Seit Beginn der Pandemie ist klar, dass COVID-19 sowohl eine Gefäßerkrankung als auch eine Lungenerkrankung ist. Die durch das Virus verursachte Entzündung kann das Herz und die Fähigkeit des Körpers, Blut und Sauerstoff zu den wichtigsten Organen zu transportieren, beeinträchtigen.

Bis zur Veröffentlichung von Forschungsergebnissen im Magazin „Nature Medicine“ im Februar dieses Jahres wussten wir jedoch nicht, wie langfristig diese Schäden sein könnten. Leider sind die Ergebnisse gravierender, als es die Wissenschaftler, die die Studie an der Washington University School of Medicine in St. Louis durchführten, erwartet hatten.

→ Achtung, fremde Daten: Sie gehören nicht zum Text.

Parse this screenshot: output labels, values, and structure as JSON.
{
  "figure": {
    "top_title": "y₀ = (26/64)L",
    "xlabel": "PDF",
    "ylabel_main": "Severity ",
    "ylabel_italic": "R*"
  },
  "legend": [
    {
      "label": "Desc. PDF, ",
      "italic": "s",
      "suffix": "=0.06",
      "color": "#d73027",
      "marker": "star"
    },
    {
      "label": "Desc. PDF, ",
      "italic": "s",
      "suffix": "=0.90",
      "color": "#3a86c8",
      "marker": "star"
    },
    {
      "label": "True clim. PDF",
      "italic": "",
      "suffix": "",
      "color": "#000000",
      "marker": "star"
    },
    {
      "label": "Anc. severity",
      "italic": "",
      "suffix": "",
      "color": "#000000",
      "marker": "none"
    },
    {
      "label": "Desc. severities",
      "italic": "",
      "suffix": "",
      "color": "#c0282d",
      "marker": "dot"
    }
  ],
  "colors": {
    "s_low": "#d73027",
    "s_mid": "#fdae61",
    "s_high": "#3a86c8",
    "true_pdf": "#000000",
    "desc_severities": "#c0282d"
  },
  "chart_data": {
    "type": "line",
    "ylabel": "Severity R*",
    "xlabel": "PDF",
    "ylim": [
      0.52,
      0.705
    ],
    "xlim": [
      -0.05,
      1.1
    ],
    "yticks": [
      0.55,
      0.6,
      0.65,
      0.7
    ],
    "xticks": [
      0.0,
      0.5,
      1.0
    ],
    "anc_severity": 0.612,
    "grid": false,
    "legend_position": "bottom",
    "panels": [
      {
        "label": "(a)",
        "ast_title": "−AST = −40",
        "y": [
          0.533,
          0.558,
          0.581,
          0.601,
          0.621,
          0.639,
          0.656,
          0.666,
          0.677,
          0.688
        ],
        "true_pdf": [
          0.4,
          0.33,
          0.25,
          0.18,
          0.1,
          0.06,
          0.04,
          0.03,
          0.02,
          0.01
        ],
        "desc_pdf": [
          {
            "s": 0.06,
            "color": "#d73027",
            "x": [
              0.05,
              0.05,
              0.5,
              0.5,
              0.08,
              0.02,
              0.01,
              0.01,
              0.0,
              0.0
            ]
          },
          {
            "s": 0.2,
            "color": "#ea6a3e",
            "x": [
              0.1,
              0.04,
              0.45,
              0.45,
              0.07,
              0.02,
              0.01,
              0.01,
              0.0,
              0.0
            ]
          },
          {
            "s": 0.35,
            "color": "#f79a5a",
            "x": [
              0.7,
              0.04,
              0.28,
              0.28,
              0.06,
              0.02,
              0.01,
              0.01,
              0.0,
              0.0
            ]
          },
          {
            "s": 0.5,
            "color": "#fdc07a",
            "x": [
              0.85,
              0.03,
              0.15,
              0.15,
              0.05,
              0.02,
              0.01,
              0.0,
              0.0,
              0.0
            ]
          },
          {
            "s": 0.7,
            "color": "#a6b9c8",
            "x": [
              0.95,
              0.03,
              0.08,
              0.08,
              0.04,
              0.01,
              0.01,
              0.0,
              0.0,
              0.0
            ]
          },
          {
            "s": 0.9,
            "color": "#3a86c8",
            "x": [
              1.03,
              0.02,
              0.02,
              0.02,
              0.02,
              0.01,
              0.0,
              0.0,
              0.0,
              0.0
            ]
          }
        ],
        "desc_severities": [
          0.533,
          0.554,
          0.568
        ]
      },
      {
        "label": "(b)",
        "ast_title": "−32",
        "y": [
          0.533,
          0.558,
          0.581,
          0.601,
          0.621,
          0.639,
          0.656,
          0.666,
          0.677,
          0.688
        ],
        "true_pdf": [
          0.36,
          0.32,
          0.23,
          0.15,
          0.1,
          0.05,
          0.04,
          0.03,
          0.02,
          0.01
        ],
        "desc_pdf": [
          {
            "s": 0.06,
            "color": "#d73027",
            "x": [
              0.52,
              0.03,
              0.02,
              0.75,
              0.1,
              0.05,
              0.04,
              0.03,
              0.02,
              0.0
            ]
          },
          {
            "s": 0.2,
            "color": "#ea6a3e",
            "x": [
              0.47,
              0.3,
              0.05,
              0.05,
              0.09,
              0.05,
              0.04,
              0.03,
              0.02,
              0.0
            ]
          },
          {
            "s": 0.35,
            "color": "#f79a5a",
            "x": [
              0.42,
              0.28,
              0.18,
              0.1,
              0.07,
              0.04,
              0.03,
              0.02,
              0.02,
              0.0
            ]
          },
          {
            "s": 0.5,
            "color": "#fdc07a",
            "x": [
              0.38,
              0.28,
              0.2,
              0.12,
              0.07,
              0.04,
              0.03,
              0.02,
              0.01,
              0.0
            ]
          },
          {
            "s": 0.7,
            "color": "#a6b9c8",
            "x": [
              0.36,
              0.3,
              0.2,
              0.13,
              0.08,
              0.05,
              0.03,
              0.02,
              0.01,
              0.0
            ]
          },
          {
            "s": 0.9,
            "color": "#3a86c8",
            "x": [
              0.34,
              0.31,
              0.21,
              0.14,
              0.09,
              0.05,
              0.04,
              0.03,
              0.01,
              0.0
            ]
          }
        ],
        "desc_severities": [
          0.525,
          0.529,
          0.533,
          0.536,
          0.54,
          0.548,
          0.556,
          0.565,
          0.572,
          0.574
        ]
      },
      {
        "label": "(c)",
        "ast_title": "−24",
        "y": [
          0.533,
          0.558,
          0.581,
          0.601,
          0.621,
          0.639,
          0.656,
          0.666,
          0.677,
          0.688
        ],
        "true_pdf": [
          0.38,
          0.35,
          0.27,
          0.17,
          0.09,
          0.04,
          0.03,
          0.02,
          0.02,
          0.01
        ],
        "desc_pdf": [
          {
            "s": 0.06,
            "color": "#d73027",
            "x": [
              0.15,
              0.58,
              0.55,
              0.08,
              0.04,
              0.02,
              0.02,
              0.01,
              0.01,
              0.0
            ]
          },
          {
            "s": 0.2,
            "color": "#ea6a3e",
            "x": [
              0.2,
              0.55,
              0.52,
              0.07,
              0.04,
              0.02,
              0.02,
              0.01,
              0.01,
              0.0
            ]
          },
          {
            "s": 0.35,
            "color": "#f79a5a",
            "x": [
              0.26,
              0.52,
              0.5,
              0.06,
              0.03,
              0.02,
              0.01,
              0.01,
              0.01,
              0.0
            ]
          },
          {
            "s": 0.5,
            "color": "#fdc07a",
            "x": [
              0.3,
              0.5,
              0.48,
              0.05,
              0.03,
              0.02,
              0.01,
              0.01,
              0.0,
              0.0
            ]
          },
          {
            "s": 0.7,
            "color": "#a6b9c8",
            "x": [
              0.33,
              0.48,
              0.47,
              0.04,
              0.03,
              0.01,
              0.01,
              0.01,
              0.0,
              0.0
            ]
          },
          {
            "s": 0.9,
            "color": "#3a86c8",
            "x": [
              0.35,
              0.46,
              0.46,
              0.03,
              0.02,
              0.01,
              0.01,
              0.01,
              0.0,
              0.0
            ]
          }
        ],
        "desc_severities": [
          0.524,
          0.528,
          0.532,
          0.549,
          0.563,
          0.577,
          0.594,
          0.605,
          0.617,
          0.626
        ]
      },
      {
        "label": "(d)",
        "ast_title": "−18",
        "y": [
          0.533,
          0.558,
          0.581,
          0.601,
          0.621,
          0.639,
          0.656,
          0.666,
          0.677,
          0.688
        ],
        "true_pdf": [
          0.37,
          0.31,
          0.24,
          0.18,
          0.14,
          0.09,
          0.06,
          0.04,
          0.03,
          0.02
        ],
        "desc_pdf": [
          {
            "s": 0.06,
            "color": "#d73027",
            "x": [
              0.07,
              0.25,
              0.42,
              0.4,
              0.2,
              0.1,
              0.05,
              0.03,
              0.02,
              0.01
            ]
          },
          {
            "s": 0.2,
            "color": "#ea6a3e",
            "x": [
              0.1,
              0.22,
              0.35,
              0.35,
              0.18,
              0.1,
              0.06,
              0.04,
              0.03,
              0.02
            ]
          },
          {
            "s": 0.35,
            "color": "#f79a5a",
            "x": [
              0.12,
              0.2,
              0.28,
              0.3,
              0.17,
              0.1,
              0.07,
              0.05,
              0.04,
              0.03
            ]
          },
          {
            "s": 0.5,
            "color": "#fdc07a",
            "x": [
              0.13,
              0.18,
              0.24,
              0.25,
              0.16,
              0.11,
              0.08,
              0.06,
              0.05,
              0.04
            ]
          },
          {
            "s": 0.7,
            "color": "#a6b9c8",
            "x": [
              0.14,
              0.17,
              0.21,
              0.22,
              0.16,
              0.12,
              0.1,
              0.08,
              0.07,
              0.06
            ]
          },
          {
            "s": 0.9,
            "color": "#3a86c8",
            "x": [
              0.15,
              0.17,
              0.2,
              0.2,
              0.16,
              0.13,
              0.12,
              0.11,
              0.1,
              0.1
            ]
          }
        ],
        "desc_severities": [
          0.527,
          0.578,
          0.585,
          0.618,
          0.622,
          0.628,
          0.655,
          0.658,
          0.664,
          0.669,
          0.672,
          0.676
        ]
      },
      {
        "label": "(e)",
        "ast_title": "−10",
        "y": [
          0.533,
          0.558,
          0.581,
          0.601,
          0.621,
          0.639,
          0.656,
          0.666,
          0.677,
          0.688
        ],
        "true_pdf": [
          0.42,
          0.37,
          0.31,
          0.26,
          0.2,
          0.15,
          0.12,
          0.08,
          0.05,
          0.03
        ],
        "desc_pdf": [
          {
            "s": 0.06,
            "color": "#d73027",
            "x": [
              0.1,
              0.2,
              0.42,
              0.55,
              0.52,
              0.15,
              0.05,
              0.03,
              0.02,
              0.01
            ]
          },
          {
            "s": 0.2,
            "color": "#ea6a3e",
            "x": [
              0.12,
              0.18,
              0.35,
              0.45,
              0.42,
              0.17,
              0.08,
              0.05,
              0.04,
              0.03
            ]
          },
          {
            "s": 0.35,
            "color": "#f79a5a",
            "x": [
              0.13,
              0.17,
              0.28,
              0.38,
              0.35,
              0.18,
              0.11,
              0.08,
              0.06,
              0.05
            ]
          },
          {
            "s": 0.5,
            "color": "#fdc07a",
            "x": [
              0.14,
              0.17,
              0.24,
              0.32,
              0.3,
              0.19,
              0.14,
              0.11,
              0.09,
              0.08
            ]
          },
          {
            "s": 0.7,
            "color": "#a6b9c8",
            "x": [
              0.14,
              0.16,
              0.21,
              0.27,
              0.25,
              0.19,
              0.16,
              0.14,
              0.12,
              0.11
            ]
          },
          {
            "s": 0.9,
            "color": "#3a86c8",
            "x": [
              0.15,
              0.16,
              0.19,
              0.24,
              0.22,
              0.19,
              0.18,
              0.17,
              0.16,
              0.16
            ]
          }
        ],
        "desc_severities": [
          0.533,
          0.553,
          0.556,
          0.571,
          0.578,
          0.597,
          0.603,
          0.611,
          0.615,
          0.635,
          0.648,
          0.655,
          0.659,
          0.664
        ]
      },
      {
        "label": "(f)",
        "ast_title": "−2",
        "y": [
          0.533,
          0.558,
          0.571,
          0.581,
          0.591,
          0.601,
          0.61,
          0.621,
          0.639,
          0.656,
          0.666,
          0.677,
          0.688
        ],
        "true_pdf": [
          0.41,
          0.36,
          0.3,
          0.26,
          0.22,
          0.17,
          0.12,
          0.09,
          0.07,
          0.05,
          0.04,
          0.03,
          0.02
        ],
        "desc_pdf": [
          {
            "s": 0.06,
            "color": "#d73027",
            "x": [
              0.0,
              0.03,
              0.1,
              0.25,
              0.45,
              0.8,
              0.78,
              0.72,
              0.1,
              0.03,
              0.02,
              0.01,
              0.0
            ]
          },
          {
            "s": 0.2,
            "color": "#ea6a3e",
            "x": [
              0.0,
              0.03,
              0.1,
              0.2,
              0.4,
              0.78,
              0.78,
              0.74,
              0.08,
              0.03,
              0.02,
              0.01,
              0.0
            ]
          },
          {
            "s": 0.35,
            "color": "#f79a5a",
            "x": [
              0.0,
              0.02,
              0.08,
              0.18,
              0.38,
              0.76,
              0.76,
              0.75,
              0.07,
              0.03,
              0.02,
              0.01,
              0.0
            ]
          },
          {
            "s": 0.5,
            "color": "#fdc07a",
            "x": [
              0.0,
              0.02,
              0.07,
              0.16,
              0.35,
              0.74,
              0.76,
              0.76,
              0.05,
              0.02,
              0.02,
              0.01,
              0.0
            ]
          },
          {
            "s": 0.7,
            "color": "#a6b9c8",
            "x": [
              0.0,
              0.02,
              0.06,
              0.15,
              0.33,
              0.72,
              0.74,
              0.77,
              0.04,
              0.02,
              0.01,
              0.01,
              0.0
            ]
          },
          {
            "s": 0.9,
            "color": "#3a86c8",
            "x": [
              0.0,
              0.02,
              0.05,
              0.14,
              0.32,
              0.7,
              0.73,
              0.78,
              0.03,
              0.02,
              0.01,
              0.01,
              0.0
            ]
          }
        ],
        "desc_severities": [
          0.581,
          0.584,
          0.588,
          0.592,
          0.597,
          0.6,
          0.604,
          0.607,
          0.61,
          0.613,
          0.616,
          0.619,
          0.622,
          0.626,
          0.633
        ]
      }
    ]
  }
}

Signifikanter Anstieg des Risikos für kardiovaskuläre Erkrankungen

Ihre Untersuchung basierte auf einem großen Datensatz von 153.760 US-Militärveteranen, die sich zwischen März 2020 und Januar 2021 mit COVID-19 infiziert hatten – also bevor die Impfung verfügbar war. Diese Gruppe wurde mit über fünf Millionen Veteranen verglichen, bei denen im gleichen Zeitraum keine COVID-19-Diagnose gestellt wurde, sowie mit einer zweiten Kontrollgruppe aus dem Jahr 2017, die ebenfalls fünf Millionen Veteranen umfasste.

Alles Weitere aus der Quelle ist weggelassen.